Binding of phosphate to the enzyme increases its cooperativity via structural changes that open three DHAP-binding sites. At higher concentrations, however, phosphate acts as a competitive allosteric inhibitor to turn off enzymatic activity, suggesting that diversion to methylglyoxal production occurs under conditions of phosphate starvation. This inhibition is believed to be caused by bound phosphate and formate mimicking the reaction intermediates (enolate and inorganic phosphate). Additionally, phosphate binding causes rotation of threonine residues that close the active site.

Ser55 in the active site of MGS is responsible for discriminating the binding of an inorganic phosphate from the phosphate group of the substrate (DHAP) by hydrogen bonding and undergoing a conformational change of location. Transmittance of the allosteric signal is determined to pass through Arg97 and Val101 because none of these are located in the active site, yet mutations at these residues negates any inhibitory effect of phosphate binding. Pro82 is necessary to transmit the signal from one subunit to the Ar97 and Val101 of another subunit. The induction of salt-bridge formation between Asp10 and Arg140 is an additional inter-subunit signal transmission pathway for organisms that retain the last 10 amino acids of the monomer peptide. The final acceptor of this allosteric signal is the catalytic Gly56 within the active site.

Inorganic pyrophosphate has 95% the ability of phosphate in inhibiting MGS. 3-phosphoglycerate and phosphoenolpyruvate also have 50% and 70% inhibition, respectively. 2-phosphoglycolate also acts as a competitive inhibitor by mimicking the ene-diolate intermediate.
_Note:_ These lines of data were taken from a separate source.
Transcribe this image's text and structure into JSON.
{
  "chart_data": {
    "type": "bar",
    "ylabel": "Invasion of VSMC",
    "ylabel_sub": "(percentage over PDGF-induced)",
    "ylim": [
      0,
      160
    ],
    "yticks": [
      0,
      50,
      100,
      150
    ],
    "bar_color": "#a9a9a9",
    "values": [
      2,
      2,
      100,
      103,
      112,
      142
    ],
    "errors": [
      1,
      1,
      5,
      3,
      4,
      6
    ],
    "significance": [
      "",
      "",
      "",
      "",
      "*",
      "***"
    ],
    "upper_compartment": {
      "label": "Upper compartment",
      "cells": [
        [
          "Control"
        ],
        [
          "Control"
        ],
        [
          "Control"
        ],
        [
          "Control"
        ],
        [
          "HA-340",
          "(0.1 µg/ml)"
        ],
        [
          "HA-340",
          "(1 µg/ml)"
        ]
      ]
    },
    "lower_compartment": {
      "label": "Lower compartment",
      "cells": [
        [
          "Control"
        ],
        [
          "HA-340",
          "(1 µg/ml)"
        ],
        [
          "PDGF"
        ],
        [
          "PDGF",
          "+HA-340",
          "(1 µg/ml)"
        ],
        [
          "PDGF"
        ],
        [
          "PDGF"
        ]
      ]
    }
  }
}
ATP has been shown to have weak inhibition in some bacterial strains. The reaction product, methylglyoxal, does not exhibit any feedback inhibition on MGS.

==Biological function==

Methylglyoxal synthase provides an alternative catabolic pathway for triose phosphates created in glycolysis. It has activity levels similar to that of glyceraldehyde-3-phosphate dehydrogenase from glycolysis, suggesting an interplay between the two enzymes in the breakdown of triose phosphates. Indeed, MGS is strongly inhibited by phosphate concentrations that are close to the Km of phosphate serving as substrate for glyceraldehyde-3-phosphate dehydrogenase and is, therefore, inactive at normal intracellular conditions. Triose phosphate catabolism switches over to MGS when phosphate concentrations are too low for glyceraldehyde-3-phosphate dehydrogenase activity.

In situations when glycolysis is restricted by phosphate starvation, the switch to MGS serves to release phosphate from glycolytic metabolites for glyceraldehyde-3-phosphate dehydrogenase and to produce methylglyoxal, which is converted to pyruvate via lactate with the uncoupling of ATP synthesis. This interplay between the two enzymes allows the cell to shift triose catabolism between the formation of 1,3-bisphosphoglycerate and methylglyoxal based on available phosphates.

==Other applications==

For fuel ethanol production, complete metabolism of complex combinations of sugars in E. coli by synthetic biocatalysts is necessary. Deletion of the methylglyoxal synthase gene in E. coli increases fermentation rate of ethanogenic E. coli by promoting the co-metabolism of sugar mixtures containing the five principal sugars found in biomass (glucose, xylose, arabinose, galactose, and mannose). This suggests that MGS production of methylglyoxal plays a role in controlling expression of sugar-specific transporters and catabolic genes in native E.coli.

MGS also has industrial importance in the production of lactate, hydroxyacetone (acetol), and 1,2-propandiol. Introduction of the MGS gene in bacteria that natively lack MGS increased useful production of 1,2-propandiol by 141%.

For biotechnological and synthetic applications, phosphate binding helps to stabilize and protect the enzyme against cold- and heat-induced denaturation. His-His interaction via the insertion of one histidine residue between Arg22 and His23 is also known to confer greater thermostability by increasing its half-life 4.6-fold.